We just got our 11 week old female and she only weighs 11.5 lbs. Is this TOO small? Everyone I am reading about is posting much heavier weights at similar ages. Thanks!


----------



## redbirddog (Apr 23, 2010)

Coris FW,
You may have a small female but I have known quite a few small female Vizslas. They can do everything their bigger breedmates can do. Well maybe she will not be able to swim back to shore with a Canadian Goose in her mouth. But short of that she can do it all. 

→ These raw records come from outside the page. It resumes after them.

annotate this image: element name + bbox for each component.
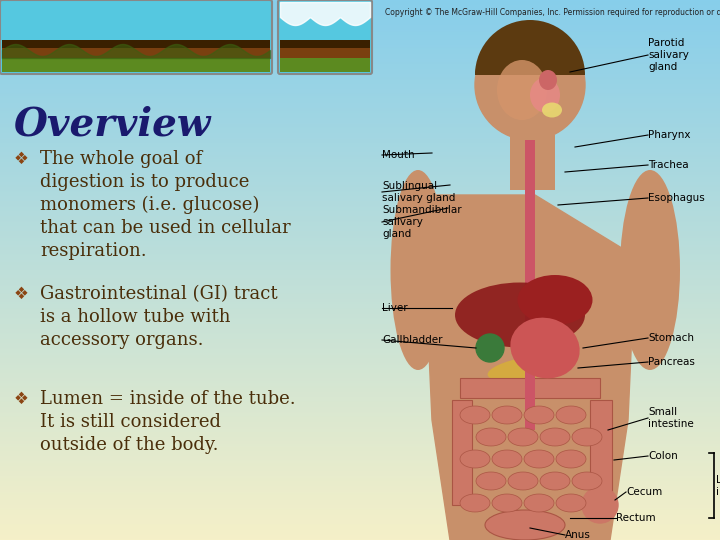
Bar	[2, 40, 270, 48]
Bar	[280, 58, 370, 72]
Text: Overview: Overview	[14, 105, 212, 143]
Wedge shape	[475, 50, 525, 75]
Text: ❖: ❖	[14, 390, 29, 408]
Ellipse shape	[476, 472, 506, 490]
Ellipse shape	[455, 282, 585, 348]
Wedge shape	[475, 20, 585, 75]
Ellipse shape	[390, 170, 446, 370]
Text: Trachea: Trachea	[648, 160, 688, 170]
Ellipse shape	[620, 170, 680, 370]
FancyBboxPatch shape	[0, 0, 272, 74]
Bar	[2, 48, 270, 58]
Ellipse shape	[572, 428, 602, 446]
Text: Liver: Liver	[382, 303, 408, 313]
Text: Pharynx: Pharynx	[648, 130, 690, 140]
Bar	[452, 400, 472, 505]
Ellipse shape	[539, 70, 557, 90]
FancyBboxPatch shape	[278, 0, 372, 74]
Text: Pancreas: Pancreas	[648, 357, 695, 367]
Ellipse shape	[460, 406, 490, 424]
Polygon shape	[428, 195, 632, 540]
Text: Gastrointestinal (GI) tract
is a hollow tube with
accessory organs.: Gastrointestinal (GI) tract is a hollow …	[40, 285, 278, 349]
Bar	[280, 48, 370, 58]
Text: Parotid
salivary
gland: Parotid salivary gland	[648, 38, 689, 72]
Ellipse shape	[492, 494, 522, 512]
Text: Gallbladder: Gallbladder	[382, 335, 443, 345]
Text: Mouth: Mouth	[382, 150, 415, 160]
Bar	[590, 400, 612, 510]
Ellipse shape	[508, 472, 538, 490]
Text: ❖: ❖	[14, 285, 29, 303]
Ellipse shape	[492, 406, 522, 424]
Text: Large
intestine: Large intestine	[716, 475, 720, 497]
Text: Cecum: Cecum	[626, 487, 662, 497]
Ellipse shape	[524, 450, 554, 468]
Ellipse shape	[540, 428, 570, 446]
Ellipse shape	[530, 78, 560, 112]
Ellipse shape	[510, 318, 580, 379]
Ellipse shape	[524, 406, 554, 424]
Bar	[525, 140, 535, 430]
Ellipse shape	[460, 450, 490, 468]
Ellipse shape	[460, 494, 490, 512]
Ellipse shape	[476, 428, 506, 446]
Circle shape	[582, 487, 618, 523]
Ellipse shape	[485, 510, 565, 540]
Text: ❖: ❖	[14, 150, 29, 168]
Text: Submandibular
salivary
gland: Submandibular salivary gland	[382, 205, 462, 239]
Ellipse shape	[556, 450, 586, 468]
Text: Stomach: Stomach	[648, 333, 694, 343]
Bar	[2, 58, 270, 72]
Bar	[460, 378, 600, 398]
Ellipse shape	[556, 406, 586, 424]
Text: Colon: Colon	[648, 451, 678, 461]
Text: The whole goal of
digestion is to produce
monomers (i.e. glucose)
that can be us: The whole goal of digestion is to produc…	[40, 150, 291, 260]
Ellipse shape	[542, 103, 562, 118]
Ellipse shape	[540, 472, 570, 490]
Circle shape	[476, 334, 504, 362]
Ellipse shape	[487, 355, 567, 381]
Ellipse shape	[518, 275, 593, 325]
Bar	[510, 135, 555, 190]
Ellipse shape	[556, 494, 586, 512]
Text: Rectum: Rectum	[616, 513, 656, 523]
Text: Lumen = inside of the tube.
It is still considered
outside of the body.: Lumen = inside of the tube. It is still …	[40, 390, 296, 454]
Text: Sublingual
salivary gland: Sublingual salivary gland	[382, 181, 455, 203]
Ellipse shape	[572, 472, 602, 490]
Text: Anus: Anus	[565, 530, 591, 540]
Ellipse shape	[524, 494, 554, 512]
Text: Esophagus: Esophagus	[648, 193, 705, 203]
Ellipse shape	[508, 428, 538, 446]
Bar	[280, 40, 370, 48]
Ellipse shape	[497, 60, 547, 120]
Text: Small
intestine: Small intestine	[648, 407, 694, 429]
Text: Copyright © The McGraw-Hill Companies, Inc. Permission required for reproduction: Copyright © The McGraw-Hill Companies, I…	[385, 8, 720, 17]
Ellipse shape	[492, 450, 522, 468]
Circle shape	[475, 30, 585, 140]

Have fun with your new girl!

http://redbirddog.blogspot.com/2010/07/personality-of-female-vizsla-chloe.html

RBD


----------



## Kobi (Oct 26, 2010)

Just let her eat as much of her puppy food as she wants. It's really too hard to give a solid answer on this from one weighing. As Rod said, she is probably fine.


----------



## threefsh (Apr 25, 2011)

She may have been the runt of the litter, but does it matter? She looks adorable in your profile pic.  Also, they go through crazy growth spurts. Some weeks our Riley girl has gained 2lbs, some weeks it's just been 1lb. As long as she's eating regularly, I wouldn't worry about it. Welcome to the forum!


----------



## Coris_FW (Dec 8, 2011)

Thanks for the replies! Threefsh, you are right. The only reason I ask is we just lost our first vizsla pup to acute renal failure. She was always sickly, weighing only 17 lbs at 7 months, so you can see why I am paying close attention to Sophie's weight.


----------



## kellygh (Oct 25, 2010)

Wow :'( I'm so sorry for your loss! Losing a dog at any age is hard, but it's particularly tragic at such a young age! Our Pumpkin (soon to be 15m) wasn't much bigger at 11wks, and she is a big girl now! Noticeably larger than her mom and what we would have guessed coupled with her dad. She stands at 23 1/4" & close to 46lbs  We work & spend to keep weight on her; otherwise, she too treads on the "too thin" side. Feed quality food, stimulate your pup mentally/physically, and enjoy her immensely. She should do just fine. Congrats!


----------



## labar349 (Oct 14, 2010)

Our Sophie was 10 pounds 6 ounces at 10 weeks and now at 15 months is 49 pounds which I think is perfect. She was the runt and her sister is a full 15 plus pounds heavier but at 49 pounds she is perfect!! It does not sound like she is far off of your girl. Enjoy


----------



## RubyRoo (Feb 1, 2011)

My Ruby was the runt and always has been on the small side. I have noticed a lot more smaller vizslas in my area though and meeting with her other litter mates she was the same size. 

Ruby turns 1 on dec 24th and she is around 40 pounds. She is the perfect size in my opinion

Enjoy your little girl!


----------



## Suliko (Sep 17, 2011)

We thought our 1.5yr old V. Sophie was on the smaller side weighing in at 41 lbs until we met another V. her age that was even smaller. Doesn't matter - that small body houses loads of love for us :


----------